Penelitian ini menunjukkan semakin tinggi konsentrasi ekstrak maka jumlah senyawa antibakteri yang dilepaskan semakin besar, sehingga mempermudah penetrasi senyawa tersebut kedalam sel dengan kata lain semakin tinggi konsentrasi ekstrak dan lama waktu kontak maka aktivitas antibakteri makin aktif, hal ini dinyatakan bahwa bakteri gram positif yang membran luarnya terdiri dari lapisan peptidoglikan yang lebih banyak dibandingkan gram negatif yang membran luarnya terdiri dari lipopolisakarida yaitu lipid, polisakarida dan protein (Pratiwi, 2008).

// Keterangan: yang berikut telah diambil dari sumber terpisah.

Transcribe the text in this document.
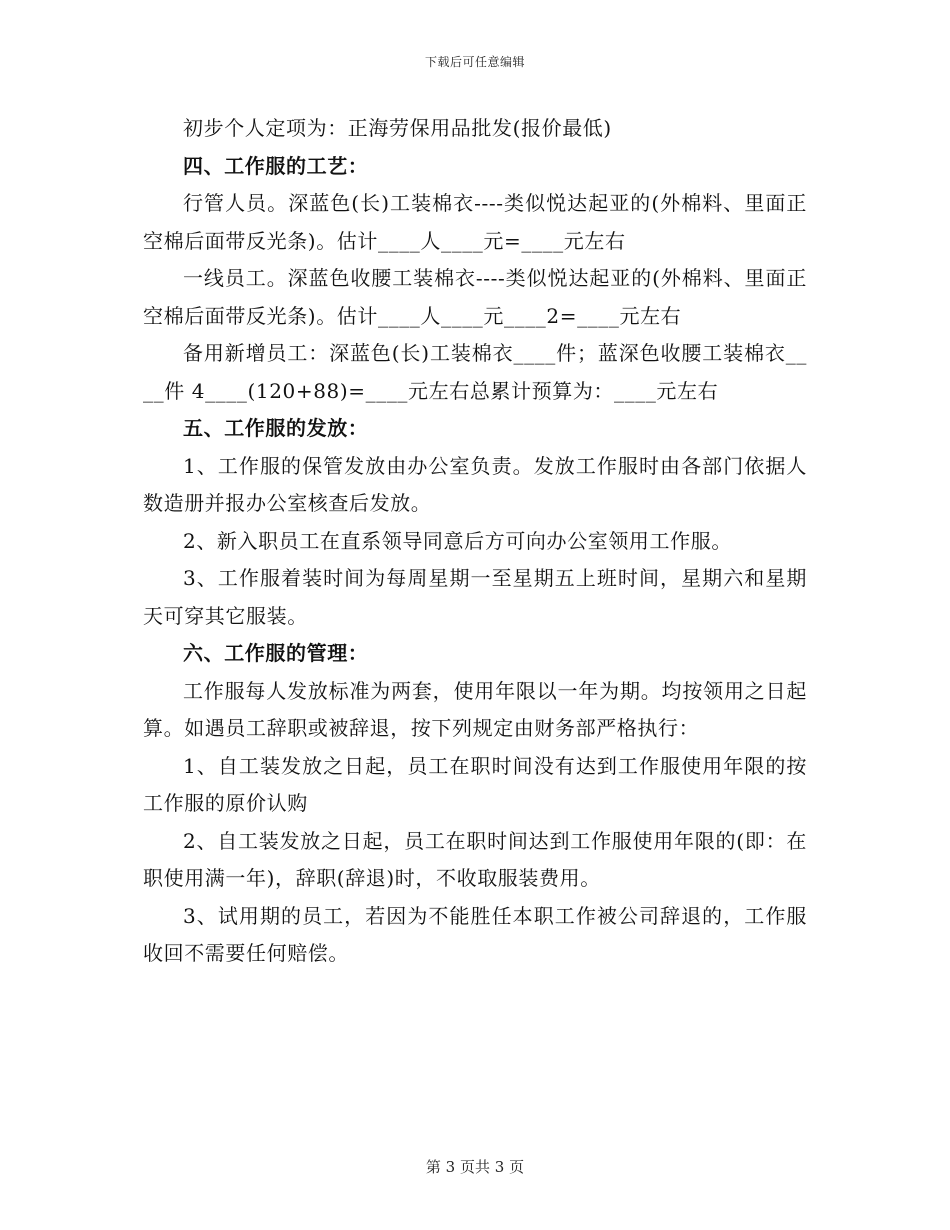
下载后可任意编辑

初步个人定项为：正海劳保用品批发(报价最低)

四、工作服的工艺：

行管人员。深蓝色(长)工装棉衣----类似悦达起亚的(外棉料、里面正空棉后面带反光条)。估计____人____元=____元左右

一线员工。深蓝色收腰工装棉衣----类似悦达起亚的(外棉料、里面正空棉后面带反光条)。估计____人____元____2=____元左右

备用新增员工：深蓝色(长)工装棉衣____件；蓝深色收腰工装棉衣____件 4____(120+88)=____元左右总累计预算为：____元左右

五、工作服的发放：

1、工作服的保管发放由办公室负责。发放工作服时由各部门依据人数造册并报办公室核查后发放。

2、新入职员工在直系领导同意后方可向办公室领用工作服。

3、工作服着装时间为每周星期一至星期五上班时间，星期六和星期天可穿其它服装。

六、工作服的管理：

工作服每人发放标准为两套，使用年限以一年为期。均按领用之日起算。如遇员工辞职或被辞退，按下列规定由财务部严格执行：

1、自工装发放之日起，员工在职时间没有达到工作服使用年限的按工作服的原价认购

2、自工装发放之日起，员工在职时间达到工作服使用年限的(即：在职使用满一年)，辞职(辞退)时，不收取服装费用。

3、试用期的员工，若因为不能胜任本职工作被公司辞退的，工作服收回不需要任何赔偿。

第 3 页共 3 页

Dinding sel bakteri gram negatif mengandung peptidoglikan jauh lebih sedikit daripada gram positif sehingga permeabilitas bakteri gram positif lebih rendah dibandingkan permeabilitas bakteri gram negatif. Dengan permeabilitas yang rendah maka zat aktif dari ekstrak metanol daun tumbuhan loning akan mengalami kesulitan untuk menembus membran sel bakteri gram positif sehingga efek bakterinya, kurang optimal pada sel bakteri yang sedang tumbuh dan menyebabkan kematian sel. Senyawa flavonoid memiliki kemampuan membentuk kompleks dengan protein sel bakteri melalui ikatan hidrogen. Struktur dinding sel dan membran sitoplasma bakteri yang mengandung protein menjadi tidak stabil karena struktur protein sel bakteri menjadi rusak karena adanya ikatan hidrogen dengan flavonoid, sehingga protein sel bakteri menjadi kehilangan aktivitas biologinya. Akibatnya, fungsi permeabilitas sel bakteri terganggu dan sel bakteri

dan merusak membran sel tanpa dapat diperbaiki lagi. Flavonoid juga bersifat lipofilik yang akan merusak membran mikroba karena di dalam flavonoid mengandung suatu senyawa fenol. Pertumbuhan bakteri Staphylococcus aureus dapat terganggu disebabkan senyawa fenol dimana senyawa ini merupakan suatu alkohol yang bersifat asam disamping itu juga fenol memiliki kemampuan untuk mendenaturasikan protein dan merusak membran sel. Kondisi asam oleh adanya fenol dapat berpengaruh terhadap pertumbuhan bakteri Staphylococcus aureus (Rahayu, 2000). Hasil penelitian melalui uji skrining fitokimia menunjukkan bahwa ektrak metanol daun tumbuhan loning mengandung senyawa metabolit sekunder yang berpotensi sebagai antibakteri yaitu flavonoid, polifenol, dan saponin.